Plus, a lot of people who cite market forces in their conservative immigration arguments are missing the bigger picture. As David Frum notes in The Atlantic, we seldom hear the following immigration scenarios:
"If we admit a lot of foreign-born surgeons, we could hugely drive down the cost of major medical operations. American-born doctors would shift their labor to fields where their language facility gave them a competitive advantage: away from surgery to general practice. This policy would hugely enhance the relative purchasing power of plumbers and mechanics, enabling them to eat out more often and buy more American-made entertainment, increasing GDP and creating jobs."
Or: "The ratio of CEO pay to other workers has skyrocketed. Obviously we are suffering from a glut of workers and massive CEO scarcity. We should issue work permits automatically to any executive with a job offer that pays more than $500,000 a year. Americans with organizational skills will be pressed to shift to the public sector, improving the quality and lowering the cost to taxpayers of government services." [The Atlantic]
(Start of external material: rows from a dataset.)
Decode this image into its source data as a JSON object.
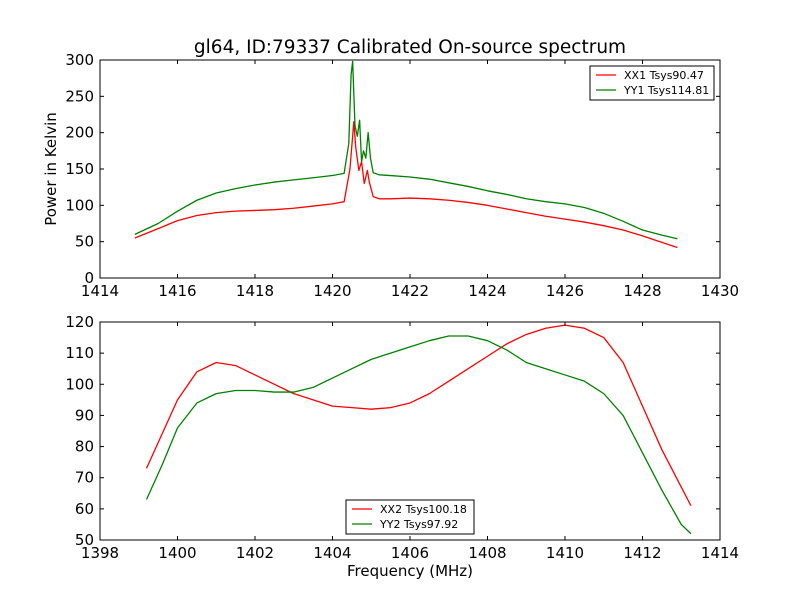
{
  "title": "gl64, ID:79337 Calibrated On-source spectrum",
  "colors": {
    "xx": "#ff0000",
    "yy": "#008000",
    "axis": "#000000",
    "background": "#ffffff"
  },
  "chart_data": [
    {
      "type": "line",
      "title": "gl64, ID:79337 Calibrated On-source spectrum",
      "xlabel": "",
      "ylabel": "Power in Kelvin",
      "xlim": [
        1414,
        1430
      ],
      "ylim": [
        0,
        300
      ],
      "xticks": [
        "1414",
        "1416",
        "1418",
        "1420",
        "1422",
        "1424",
        "1426",
        "1428",
        "1430"
      ],
      "yticks": [
        "0",
        "50",
        "100",
        "150",
        "200",
        "250",
        "300"
      ],
      "grid": false,
      "legend_position": "top-right",
      "series": [
        {
          "name": "XX1 Tsys90.47",
          "color": "#ff0000",
          "x": [
            1414.9,
            1415.5,
            1416.0,
            1416.5,
            1417.0,
            1417.5,
            1418.0,
            1418.5,
            1419.0,
            1419.5,
            1420.0,
            1420.3,
            1420.45,
            1420.55,
            1420.6,
            1420.68,
            1420.75,
            1420.82,
            1420.9,
            1420.95,
            1421.05,
            1421.2,
            1421.5,
            1422.0,
            1422.5,
            1423.0,
            1423.5,
            1424.0,
            1424.5,
            1425.0,
            1425.5,
            1426.0,
            1426.5,
            1427.0,
            1427.5,
            1428.0,
            1428.5,
            1428.9
          ],
          "y": [
            55,
            68,
            79,
            86,
            90,
            92,
            93,
            94,
            96,
            99,
            102,
            105,
            150,
            215,
            180,
            148,
            160,
            130,
            148,
            132,
            112,
            109,
            109,
            110,
            109,
            107,
            104,
            100,
            95,
            90,
            85,
            81,
            77,
            72,
            66,
            58,
            49,
            42
          ]
        },
        {
          "name": "YY1 Tsys114.81",
          "color": "#008000",
          "x": [
            1414.9,
            1415.5,
            1416.0,
            1416.5,
            1417.0,
            1417.5,
            1418.0,
            1418.5,
            1419.0,
            1419.5,
            1420.0,
            1420.3,
            1420.42,
            1420.48,
            1420.52,
            1420.58,
            1420.64,
            1420.7,
            1420.75,
            1420.8,
            1420.86,
            1420.92,
            1420.98,
            1421.05,
            1421.2,
            1421.5,
            1422.0,
            1422.5,
            1423.0,
            1423.5,
            1424.0,
            1424.5,
            1425.0,
            1425.5,
            1426.0,
            1426.5,
            1427.0,
            1427.5,
            1428.0,
            1428.5,
            1428.9
          ],
          "y": [
            60,
            75,
            92,
            107,
            117,
            123,
            128,
            132,
            135,
            138,
            141,
            144,
            185,
            280,
            298,
            210,
            195,
            217,
            160,
            175,
            165,
            200,
            165,
            145,
            142,
            141,
            139,
            136,
            131,
            126,
            120,
            115,
            109,
            105,
            102,
            97,
            89,
            78,
            66,
            59,
            54
          ]
        }
      ]
    },
    {
      "type": "line",
      "title": "",
      "xlabel": "Frequency (MHz)",
      "ylabel": "",
      "xlim": [
        1398,
        1414
      ],
      "ylim": [
        50,
        120
      ],
      "xticks": [
        "1398",
        "1400",
        "1402",
        "1404",
        "1406",
        "1408",
        "1410",
        "1412",
        "1414"
      ],
      "yticks": [
        "50",
        "60",
        "70",
        "80",
        "90",
        "100",
        "110",
        "120"
      ],
      "grid": false,
      "legend_position": "bottom-center",
      "series": [
        {
          "name": "XX2 Tsys100.18",
          "color": "#ff0000",
          "x": [
            1399.2,
            1399.6,
            1400.0,
            1400.5,
            1401.0,
            1401.5,
            1402.0,
            1402.5,
            1403.0,
            1403.5,
            1404.0,
            1404.5,
            1405.0,
            1405.5,
            1406.0,
            1406.5,
            1407.0,
            1407.5,
            1408.0,
            1408.5,
            1409.0,
            1409.5,
            1410.0,
            1410.5,
            1411.0,
            1411.5,
            1412.0,
            1412.5,
            1413.0,
            1413.25
          ],
          "y": [
            73,
            84,
            95,
            104,
            107,
            106,
            103,
            100,
            97,
            95,
            93,
            92.5,
            92,
            92.5,
            94,
            97,
            101,
            105,
            109,
            113,
            116,
            118,
            119,
            118,
            115,
            107,
            93,
            79,
            67,
            61
          ]
        },
        {
          "name": "YY2 Tsys97.92",
          "color": "#008000",
          "x": [
            1399.2,
            1399.6,
            1400.0,
            1400.5,
            1401.0,
            1401.5,
            1402.0,
            1402.5,
            1403.0,
            1403.5,
            1404.0,
            1404.5,
            1405.0,
            1405.5,
            1406.0,
            1406.5,
            1407.0,
            1407.5,
            1408.0,
            1408.5,
            1409.0,
            1409.5,
            1410.0,
            1410.5,
            1411.0,
            1411.5,
            1412.0,
            1412.5,
            1413.0,
            1413.25
          ],
          "y": [
            63,
            74,
            86,
            94,
            97,
            98,
            98,
            97.5,
            97.5,
            99,
            102,
            105,
            108,
            110,
            112,
            114,
            115.5,
            115.5,
            114,
            111,
            107,
            105,
            103,
            101,
            97,
            90,
            78,
            66,
            55,
            52
          ]
        }
      ]
    }
  ]
}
And yet, these same theories are deployed in defense of immigration — because it enhances labor competition at the middle and lower rungs of the economic ladder.
Maybe our immigration policy is less like free trade than corporate welfare. Dave Brat made this argument en route to defeating Eric Cantor, the sitting House majority leader, in a Republican primary last year. And it's not hard to see why this view is appealing to conservatives.
Immigration's impact on American jobs and wages is hotly contested. But the arguments Walker is starting to entertain are at least as plausible as Jeb Bush's plan to have immigrant workers finance the baby boomers' retirement. This is a debate conservatives need to have. Is immigration like free trade, corporate welfare — or something much bigger than either?